萧长荆闻言欺身而上,将夏东珠逼到身子紧贴在墙上,她吓的要死,咬着牙恨声道。
“你究要干什么?这里是皇宫,皇宫......”
萧长荆叹息一声,头一低就将额头抵在她额上,语气带着恳求。
”阿玺,别离开我好吗?”
夏东珠别过脸,“我累了,想回家,你已经不是我所求......”
萧长荆立马深痛地闭了闭眼,他退后一步,深深地看着她,半晌了叹息一声,什么都没说,转身向御书房走去。
夏东珠靠在墙上,看着他低着头向前走,身板竟有些佝偻。
她心下一痛,咬了咬牙,抬腿向宫外走。
阿荆,对不起!在你拒绝皇上那一刻走,就已经伤到我了。
我在南萧待不下去了。
夜枭驾着马车等在宫外,见夏东珠出来,他迎上去,“公主,司马老神医可是能治云棠公主的眼睛?”

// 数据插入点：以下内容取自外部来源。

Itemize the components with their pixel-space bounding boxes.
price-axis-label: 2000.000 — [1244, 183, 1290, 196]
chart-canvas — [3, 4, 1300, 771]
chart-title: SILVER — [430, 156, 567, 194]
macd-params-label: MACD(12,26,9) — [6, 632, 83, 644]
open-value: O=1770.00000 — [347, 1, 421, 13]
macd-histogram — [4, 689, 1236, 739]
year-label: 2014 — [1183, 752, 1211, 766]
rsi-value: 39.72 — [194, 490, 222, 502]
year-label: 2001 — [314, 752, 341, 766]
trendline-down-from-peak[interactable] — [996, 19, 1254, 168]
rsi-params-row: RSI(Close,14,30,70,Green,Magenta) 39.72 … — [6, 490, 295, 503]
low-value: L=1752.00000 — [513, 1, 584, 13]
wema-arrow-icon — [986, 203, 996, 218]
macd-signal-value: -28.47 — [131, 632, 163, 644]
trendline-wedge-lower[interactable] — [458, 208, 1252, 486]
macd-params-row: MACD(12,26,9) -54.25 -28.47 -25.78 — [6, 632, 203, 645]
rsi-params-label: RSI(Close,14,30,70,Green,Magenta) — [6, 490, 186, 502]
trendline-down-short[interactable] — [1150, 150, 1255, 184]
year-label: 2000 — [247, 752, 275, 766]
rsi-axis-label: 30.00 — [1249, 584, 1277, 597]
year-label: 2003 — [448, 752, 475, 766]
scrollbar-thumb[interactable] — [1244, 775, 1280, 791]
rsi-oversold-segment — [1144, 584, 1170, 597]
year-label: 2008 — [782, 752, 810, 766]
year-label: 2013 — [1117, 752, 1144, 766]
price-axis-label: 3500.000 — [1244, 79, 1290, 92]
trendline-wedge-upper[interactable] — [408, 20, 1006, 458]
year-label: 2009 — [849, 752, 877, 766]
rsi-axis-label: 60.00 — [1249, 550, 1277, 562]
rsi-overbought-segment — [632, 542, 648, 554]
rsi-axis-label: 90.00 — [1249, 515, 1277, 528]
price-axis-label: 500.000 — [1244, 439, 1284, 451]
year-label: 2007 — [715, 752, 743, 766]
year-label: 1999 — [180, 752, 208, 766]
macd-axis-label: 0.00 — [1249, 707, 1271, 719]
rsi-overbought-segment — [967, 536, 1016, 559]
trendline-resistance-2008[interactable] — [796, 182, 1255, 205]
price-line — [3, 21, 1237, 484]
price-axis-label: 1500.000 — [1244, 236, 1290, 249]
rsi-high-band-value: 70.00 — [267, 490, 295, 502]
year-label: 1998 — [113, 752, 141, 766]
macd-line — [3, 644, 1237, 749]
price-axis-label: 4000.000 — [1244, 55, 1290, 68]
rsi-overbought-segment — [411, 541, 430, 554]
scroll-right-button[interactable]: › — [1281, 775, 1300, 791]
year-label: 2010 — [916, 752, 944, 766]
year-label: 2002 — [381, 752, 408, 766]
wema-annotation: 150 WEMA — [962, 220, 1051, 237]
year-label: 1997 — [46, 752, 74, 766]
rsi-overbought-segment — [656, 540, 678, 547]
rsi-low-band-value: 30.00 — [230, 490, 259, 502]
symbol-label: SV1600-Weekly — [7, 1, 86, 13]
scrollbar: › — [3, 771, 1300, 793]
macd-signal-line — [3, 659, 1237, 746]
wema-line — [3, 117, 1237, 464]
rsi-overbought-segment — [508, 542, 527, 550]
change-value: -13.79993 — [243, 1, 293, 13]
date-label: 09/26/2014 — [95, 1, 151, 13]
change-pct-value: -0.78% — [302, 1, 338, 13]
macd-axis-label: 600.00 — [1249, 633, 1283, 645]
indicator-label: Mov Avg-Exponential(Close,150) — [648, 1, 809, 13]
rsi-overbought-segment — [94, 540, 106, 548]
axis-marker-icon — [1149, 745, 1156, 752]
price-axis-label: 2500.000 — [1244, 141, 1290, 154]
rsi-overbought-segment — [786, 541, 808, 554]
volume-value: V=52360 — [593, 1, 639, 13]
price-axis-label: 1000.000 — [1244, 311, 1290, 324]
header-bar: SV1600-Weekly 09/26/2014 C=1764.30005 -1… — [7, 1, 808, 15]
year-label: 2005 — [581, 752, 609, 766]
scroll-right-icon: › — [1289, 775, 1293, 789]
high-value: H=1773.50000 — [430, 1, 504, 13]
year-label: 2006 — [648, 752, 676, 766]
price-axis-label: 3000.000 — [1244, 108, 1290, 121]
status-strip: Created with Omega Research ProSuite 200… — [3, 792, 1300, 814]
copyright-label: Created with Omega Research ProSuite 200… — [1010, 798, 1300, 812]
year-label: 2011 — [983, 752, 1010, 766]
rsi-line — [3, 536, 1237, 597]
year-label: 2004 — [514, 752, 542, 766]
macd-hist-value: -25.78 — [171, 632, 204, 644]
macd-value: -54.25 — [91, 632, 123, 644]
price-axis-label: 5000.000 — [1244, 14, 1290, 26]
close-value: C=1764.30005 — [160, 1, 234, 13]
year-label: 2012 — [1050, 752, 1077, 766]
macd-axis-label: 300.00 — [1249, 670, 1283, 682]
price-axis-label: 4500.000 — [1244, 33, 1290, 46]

夏东珠点点头,心情极差,“回去吧!我在南萧最后一件心事已了,收拾行装,咱们择日便可返回西羽。”
夜枭大喜过望,高兴地点头,“一切都听公主的。”
三日后宫中传出消息,说云棠公主的眼睛已经好了。
夏东珠也已经将行李收拾得差不多了。
主要是蓝姑姑和大宝二宝,蓝姑姑不肯跟她回西羽,执意留在京城等霍襄,她便将之前开医馆的宅子留给蓝姑姑。至于大宝二宝,夏东珠决定在临行前,去见一见青城老王妃。
没想到,她去见青城老王妃的时候,她正坐在软榻上暗自流泪。